Flower firms on Tuesday warned that the government’s move to impose new agricultural produce cess rates risks reversing the gains made towards recovery by the sector and putting more Kenyans out of jobs.

The Horticulture (Crops) Regulations 2020 gazzeted in June 2020 have increased the Agricultural Produce Cess from the previous 30 cents per kilo to 0.25% of the customs value translating into four times what the exporters had been paying until December 2020.

The exporters are required to start paying the new levy on January 1 as directed by the Horticulture Crops Directorate (HCD) in a letter dated December 30, 2020.
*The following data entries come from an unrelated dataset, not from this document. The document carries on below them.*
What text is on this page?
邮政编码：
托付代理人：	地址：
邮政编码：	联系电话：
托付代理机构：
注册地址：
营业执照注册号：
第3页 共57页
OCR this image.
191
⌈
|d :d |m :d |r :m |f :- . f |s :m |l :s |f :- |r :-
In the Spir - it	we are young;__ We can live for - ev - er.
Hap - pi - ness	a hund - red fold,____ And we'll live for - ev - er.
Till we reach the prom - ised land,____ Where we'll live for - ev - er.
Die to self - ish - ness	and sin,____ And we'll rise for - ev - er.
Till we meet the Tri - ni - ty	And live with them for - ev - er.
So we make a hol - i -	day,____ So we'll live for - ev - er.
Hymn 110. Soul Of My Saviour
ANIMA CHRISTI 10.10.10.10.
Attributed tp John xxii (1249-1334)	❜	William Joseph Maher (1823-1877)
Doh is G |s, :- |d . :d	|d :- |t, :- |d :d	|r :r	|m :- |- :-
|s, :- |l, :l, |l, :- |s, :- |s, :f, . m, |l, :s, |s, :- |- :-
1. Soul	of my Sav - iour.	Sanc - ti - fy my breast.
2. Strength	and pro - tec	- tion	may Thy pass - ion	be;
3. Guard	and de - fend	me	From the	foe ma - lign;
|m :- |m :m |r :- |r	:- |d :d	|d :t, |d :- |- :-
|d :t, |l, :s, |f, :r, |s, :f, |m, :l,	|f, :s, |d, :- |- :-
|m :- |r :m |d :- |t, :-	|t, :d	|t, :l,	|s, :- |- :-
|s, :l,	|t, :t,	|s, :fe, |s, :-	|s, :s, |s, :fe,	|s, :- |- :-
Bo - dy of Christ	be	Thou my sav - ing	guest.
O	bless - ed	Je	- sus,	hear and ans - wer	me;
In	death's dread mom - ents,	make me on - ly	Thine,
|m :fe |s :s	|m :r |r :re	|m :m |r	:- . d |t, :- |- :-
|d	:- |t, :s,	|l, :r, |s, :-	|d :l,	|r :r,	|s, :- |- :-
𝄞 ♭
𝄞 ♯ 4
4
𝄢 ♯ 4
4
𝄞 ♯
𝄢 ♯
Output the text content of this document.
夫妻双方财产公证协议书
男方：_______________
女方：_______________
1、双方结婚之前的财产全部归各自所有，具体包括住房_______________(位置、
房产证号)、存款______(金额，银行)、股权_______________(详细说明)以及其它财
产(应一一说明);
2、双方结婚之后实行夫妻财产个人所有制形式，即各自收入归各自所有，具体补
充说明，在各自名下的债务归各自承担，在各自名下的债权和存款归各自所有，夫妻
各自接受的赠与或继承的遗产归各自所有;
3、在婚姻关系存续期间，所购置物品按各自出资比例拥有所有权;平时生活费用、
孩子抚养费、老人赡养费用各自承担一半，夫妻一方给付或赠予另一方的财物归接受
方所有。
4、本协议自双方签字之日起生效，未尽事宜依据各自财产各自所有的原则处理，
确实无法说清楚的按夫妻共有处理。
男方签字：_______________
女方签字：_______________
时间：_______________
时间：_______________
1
In a statement issued Monday, Kenya Flower Council (KFC) Chief Executive Clement Tulezi said that the passing of the regulations was undertaken without consultation of key industry players adding that the exporters were only given one day to comply,

“Despite our continued engagement on the Horticulture (Crops) Regulations throughout 2019, there has been no official communication by neither the Ministry of Agriculture, Agriculture and Food Authority nor the Horticulture Crops Directorate on the final outcome on the bill,” said Mr Tulezi.

“This arbitrary increase will kill the industry that is struggling to recover from the COVID-19 Pandemic,” he added.

He further stated that KFC is proposing that the regulations be halted to allow for proper consultation with stakeholders.

“As countries have in the last five months gradually lifted the lockdowns that adversely affected the industry, demand for cut flowers has been picking up in most destinations, However this move will erode gains made by the sector and set it back downhill,” Mr Tulezi said in the statement.

“The flower sector employs over 200,000 flowers directly and a further 1,000,000 indirectly. These livelihoods are at risk if these regulations are implemented as directed by the Horticultural Crops Directorate. We believe there is no justification for the increase,”

” This directive is against the spirit of facilitating trade and creating a conducive business environment. The flower export industry ranks among the top four foreign exchange earners for Kenya,” he added.